I got somewhat lucky as the feature my team owned was powered by ML. After gaining credibility on the mobile side I worked with my manager to make the transition to backend. Did backend for about a year and was fortunate with the timing that my team was launching a new product with a model it owned. I got to work closely with ML engineers on it and eventually I became the DRI of the feature along with the model. After 2 more years I came to the realization that ML was moving a bit faster than I could keep up reading white papers about and decided to pivot to ML Ops. This let me leverage my strengths in distributed computing that I developed, be very close to ML without having to study math in my spare time
That's sort of what I've been doing since. It's much more interesting than solving botched up React Hooks, but there is about the same ratio of tedium:interesting work. I happen to like math, someone who does not like math... they're gonna go a little batty I think.
I haven't even raised my rates. I'm having enough fun with it.
So I think the answer you're after is either "Luck" or "Masochistic streak" ? :)
In short, all this AI/ML stuff is just buzzword, ultimately the work you will do in almost all these companies is regular run of the mill work nowhere related to ML or AI
All the ML engineers I have encountered thus far have a Ph.D in physics or math. No way I can compete with that level of education!

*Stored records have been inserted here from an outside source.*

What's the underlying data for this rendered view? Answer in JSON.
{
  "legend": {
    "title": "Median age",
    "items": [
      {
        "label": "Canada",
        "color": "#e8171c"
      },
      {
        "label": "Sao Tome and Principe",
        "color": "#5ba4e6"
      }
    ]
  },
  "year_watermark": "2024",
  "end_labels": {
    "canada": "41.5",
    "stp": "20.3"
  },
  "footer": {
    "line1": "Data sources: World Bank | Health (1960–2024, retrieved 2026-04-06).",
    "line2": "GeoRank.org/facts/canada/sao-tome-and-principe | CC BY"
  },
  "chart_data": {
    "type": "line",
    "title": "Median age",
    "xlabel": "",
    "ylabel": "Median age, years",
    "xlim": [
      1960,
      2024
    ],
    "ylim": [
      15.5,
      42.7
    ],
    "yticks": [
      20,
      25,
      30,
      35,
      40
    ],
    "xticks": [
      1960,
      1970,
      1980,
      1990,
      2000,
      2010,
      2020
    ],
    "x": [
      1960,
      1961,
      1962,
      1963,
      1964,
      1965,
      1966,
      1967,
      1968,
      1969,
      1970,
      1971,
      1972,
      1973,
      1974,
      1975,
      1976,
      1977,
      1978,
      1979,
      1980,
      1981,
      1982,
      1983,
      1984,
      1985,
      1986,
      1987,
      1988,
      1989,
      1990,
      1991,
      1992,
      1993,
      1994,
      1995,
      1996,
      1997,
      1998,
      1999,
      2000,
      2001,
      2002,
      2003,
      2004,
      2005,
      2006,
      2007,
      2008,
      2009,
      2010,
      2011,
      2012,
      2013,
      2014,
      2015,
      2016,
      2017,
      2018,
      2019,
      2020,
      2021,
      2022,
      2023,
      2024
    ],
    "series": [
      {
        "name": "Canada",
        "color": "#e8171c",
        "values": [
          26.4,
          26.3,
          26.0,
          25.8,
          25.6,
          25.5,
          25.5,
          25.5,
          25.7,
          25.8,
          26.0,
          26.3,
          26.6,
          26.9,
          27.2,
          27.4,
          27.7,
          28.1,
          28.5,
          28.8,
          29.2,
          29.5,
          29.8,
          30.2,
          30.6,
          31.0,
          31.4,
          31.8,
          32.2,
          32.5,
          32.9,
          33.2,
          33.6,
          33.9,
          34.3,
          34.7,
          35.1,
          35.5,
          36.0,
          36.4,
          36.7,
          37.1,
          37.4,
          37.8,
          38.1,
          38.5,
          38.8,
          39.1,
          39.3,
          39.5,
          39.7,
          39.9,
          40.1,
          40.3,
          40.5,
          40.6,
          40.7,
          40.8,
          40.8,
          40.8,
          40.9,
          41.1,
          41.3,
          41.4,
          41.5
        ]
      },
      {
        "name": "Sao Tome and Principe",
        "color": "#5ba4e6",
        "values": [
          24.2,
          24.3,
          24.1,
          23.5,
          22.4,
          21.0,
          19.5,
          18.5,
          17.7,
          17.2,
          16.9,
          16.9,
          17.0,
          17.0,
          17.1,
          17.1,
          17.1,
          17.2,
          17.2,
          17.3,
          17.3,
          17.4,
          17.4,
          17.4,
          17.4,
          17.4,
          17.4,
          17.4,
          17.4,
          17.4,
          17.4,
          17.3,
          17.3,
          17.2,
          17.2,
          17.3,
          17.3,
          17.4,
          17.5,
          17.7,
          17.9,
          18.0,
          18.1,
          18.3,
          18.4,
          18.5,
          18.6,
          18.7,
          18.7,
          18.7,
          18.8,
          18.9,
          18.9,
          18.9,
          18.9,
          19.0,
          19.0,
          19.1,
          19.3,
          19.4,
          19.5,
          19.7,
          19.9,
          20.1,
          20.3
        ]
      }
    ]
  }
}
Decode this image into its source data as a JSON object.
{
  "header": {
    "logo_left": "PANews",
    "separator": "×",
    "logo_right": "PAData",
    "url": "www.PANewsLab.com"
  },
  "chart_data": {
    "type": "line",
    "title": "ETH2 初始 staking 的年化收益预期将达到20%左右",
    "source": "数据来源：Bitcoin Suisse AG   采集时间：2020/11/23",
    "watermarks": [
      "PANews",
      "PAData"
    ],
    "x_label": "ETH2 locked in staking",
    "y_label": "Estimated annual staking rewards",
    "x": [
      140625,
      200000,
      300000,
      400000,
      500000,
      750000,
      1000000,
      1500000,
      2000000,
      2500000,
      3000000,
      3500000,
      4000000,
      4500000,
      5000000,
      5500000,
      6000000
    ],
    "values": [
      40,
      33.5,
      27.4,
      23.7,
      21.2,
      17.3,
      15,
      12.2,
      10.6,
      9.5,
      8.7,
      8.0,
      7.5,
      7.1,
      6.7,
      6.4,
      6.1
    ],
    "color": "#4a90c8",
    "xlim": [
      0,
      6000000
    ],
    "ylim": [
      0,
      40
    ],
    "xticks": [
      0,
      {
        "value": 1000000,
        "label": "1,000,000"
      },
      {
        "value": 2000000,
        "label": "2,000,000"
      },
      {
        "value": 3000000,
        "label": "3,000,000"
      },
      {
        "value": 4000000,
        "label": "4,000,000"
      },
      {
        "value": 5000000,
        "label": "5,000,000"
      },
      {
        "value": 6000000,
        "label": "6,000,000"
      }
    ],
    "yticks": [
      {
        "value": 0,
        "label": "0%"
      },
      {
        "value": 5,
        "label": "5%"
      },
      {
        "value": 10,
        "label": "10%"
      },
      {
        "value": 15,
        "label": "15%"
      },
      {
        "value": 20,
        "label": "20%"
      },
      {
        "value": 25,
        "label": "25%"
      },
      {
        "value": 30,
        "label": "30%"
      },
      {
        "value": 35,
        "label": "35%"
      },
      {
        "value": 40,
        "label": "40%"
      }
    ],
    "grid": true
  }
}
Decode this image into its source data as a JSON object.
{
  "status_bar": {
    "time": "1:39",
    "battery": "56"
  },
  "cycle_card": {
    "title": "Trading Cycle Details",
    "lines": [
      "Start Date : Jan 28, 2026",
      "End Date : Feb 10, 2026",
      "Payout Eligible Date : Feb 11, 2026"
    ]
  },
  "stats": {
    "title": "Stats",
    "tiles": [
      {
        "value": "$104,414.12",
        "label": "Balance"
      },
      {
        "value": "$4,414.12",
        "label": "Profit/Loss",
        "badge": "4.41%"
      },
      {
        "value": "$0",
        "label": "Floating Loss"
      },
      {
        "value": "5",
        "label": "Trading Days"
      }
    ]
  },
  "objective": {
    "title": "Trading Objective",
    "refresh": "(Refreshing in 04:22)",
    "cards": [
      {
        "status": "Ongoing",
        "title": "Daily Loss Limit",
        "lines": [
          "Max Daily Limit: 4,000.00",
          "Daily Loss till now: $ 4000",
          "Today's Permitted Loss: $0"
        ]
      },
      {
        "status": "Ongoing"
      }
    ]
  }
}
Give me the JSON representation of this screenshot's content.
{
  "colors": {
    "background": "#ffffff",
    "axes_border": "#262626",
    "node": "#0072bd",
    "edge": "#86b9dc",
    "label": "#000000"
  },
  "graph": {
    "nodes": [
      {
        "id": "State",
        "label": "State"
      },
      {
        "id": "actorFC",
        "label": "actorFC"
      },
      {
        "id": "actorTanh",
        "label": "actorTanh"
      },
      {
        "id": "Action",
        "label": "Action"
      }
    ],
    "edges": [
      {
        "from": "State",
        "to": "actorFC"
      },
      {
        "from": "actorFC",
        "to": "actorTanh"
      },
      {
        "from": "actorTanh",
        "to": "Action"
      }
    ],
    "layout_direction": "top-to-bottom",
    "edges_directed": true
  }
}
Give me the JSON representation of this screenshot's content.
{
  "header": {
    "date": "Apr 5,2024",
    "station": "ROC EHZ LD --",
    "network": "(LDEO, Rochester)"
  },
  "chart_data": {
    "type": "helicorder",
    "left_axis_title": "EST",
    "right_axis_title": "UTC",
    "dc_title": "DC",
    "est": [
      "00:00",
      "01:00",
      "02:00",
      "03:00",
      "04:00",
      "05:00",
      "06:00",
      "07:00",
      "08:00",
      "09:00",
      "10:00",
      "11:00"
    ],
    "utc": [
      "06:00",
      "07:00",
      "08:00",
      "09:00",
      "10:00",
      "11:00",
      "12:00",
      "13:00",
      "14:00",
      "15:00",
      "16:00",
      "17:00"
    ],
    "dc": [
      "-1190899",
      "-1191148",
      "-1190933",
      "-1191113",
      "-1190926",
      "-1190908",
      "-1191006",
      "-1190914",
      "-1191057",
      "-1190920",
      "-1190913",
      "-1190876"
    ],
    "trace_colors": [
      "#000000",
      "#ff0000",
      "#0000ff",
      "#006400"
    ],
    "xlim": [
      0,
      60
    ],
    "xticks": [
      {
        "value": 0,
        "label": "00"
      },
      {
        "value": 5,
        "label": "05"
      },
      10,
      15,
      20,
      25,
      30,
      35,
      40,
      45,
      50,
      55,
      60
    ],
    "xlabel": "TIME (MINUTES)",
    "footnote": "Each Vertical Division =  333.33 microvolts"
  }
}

It's not the usual path, but it's not impossible either.
Building the thing isn't supposed to be the challenge.
I joined Grab.com on their Safety team and started working on their face recognition technologies. This got my feet wet in ML. Now I am leading their content moderation efforts.
TL;DR: Find an "ML adjacent" engineering role and take on ML/AI work.
"ML adjacent" roles could be, content moderation, safety, ads, and search.
I’m happy with the work I do. The Company culture requires some thoughtful navigation. I’m also happy with the benefits (like travel and working from asian).